Quando pensiamo a un progetto vinicolo, spesso visualizziamo il paesaggio classico di vigneti piantati su dolci pendii o colline, con file ordinate di viti che si estendono a perdita d'occhio, spesso circondate da montagne, valli o fiumi. Tuttavia, ci sono sempre eccezioni che confermano la regola. Così è come scopriamo Azul y Garanza, una cantina che trae ispirazione dal singolare terroir del più grande deserto d'Europa, le Bardenas Reales, in Navarra (Spagna), e che ci lascia veramente sorpresi. Un paesaggio naturale semi-desertico caratterizzato da terreni aridi ed erosi, con il successo dovuto alle condizioni estreme a cui sono sottoposte le viti, con impressionanti contrasti termici tra il giorno e la notte. Se a queste caratteristiche aggiungiamo l'integrazione di agricoltura rigenerativa in ciascuna delle pratiche che questa cantina implementa, i suoi vini meritano indubbiamente tutta la nostra attenzione.
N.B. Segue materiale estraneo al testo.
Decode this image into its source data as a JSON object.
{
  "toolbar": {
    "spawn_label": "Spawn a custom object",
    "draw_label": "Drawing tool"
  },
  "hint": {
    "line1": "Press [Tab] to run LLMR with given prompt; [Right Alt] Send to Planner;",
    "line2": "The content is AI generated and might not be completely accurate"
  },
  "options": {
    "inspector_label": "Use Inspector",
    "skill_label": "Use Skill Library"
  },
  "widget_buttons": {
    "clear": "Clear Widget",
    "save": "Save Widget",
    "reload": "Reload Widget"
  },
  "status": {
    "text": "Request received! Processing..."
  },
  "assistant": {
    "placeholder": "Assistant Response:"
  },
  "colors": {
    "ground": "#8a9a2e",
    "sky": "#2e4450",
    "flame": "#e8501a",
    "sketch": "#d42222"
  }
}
Tra questi, Azul y Garanza Seis, è uno dei suoi vini più emblematici, prodotto fin dagli inizi del progetto. Sotto il nome Seis, cifra che in numerologia rappresenta l'armonia e l'equilibrio, si tratta di un merlot con un piccolo apporto di cabernet sauvignon da ceppi con un'età media di 20 anni, piantati su terreno argilloso-calcareo, molto povero e arido e a un'altitudine di 400 metri sul livello del mare. Le pecore, grandi collaboratrici nella coltivazione, svolgono un ruolo importante in Azul y Garanza. Non solo mantengono l'erba corta e sana, ma controllano anche in modo naturale le erbacce, producono letame ricco di nutrienti e aiutano a rompere la compattazione del suolo e a migliorarne la struttura. Una volta vendemmiata manualmente l'uva, in cantina (una vecchia cooperativa nel villaggio di Carcastillo) si lascia fermentare per 10 giorni con lieviti autoctoni e una macerazione di 15 giorni. Successivamente, il vino matura in botti di rovere francese, americano e ungherese per 12 mesi.
In conclusione, Azul y Garanza Seis è il risultato di un profondo impegno verso la terra e l'eccellenza enologica. La sua origine nelle aride terre delle Bardenas Reales e la sua elaborazione accurata e rispettosa in cantina danno vita a un vino che cattura l'essenza stessa del suo luogo d'origine. Come indica il numero che lo definisce, incarna l'armonia perfetta tra natura, tradizione e innovazione.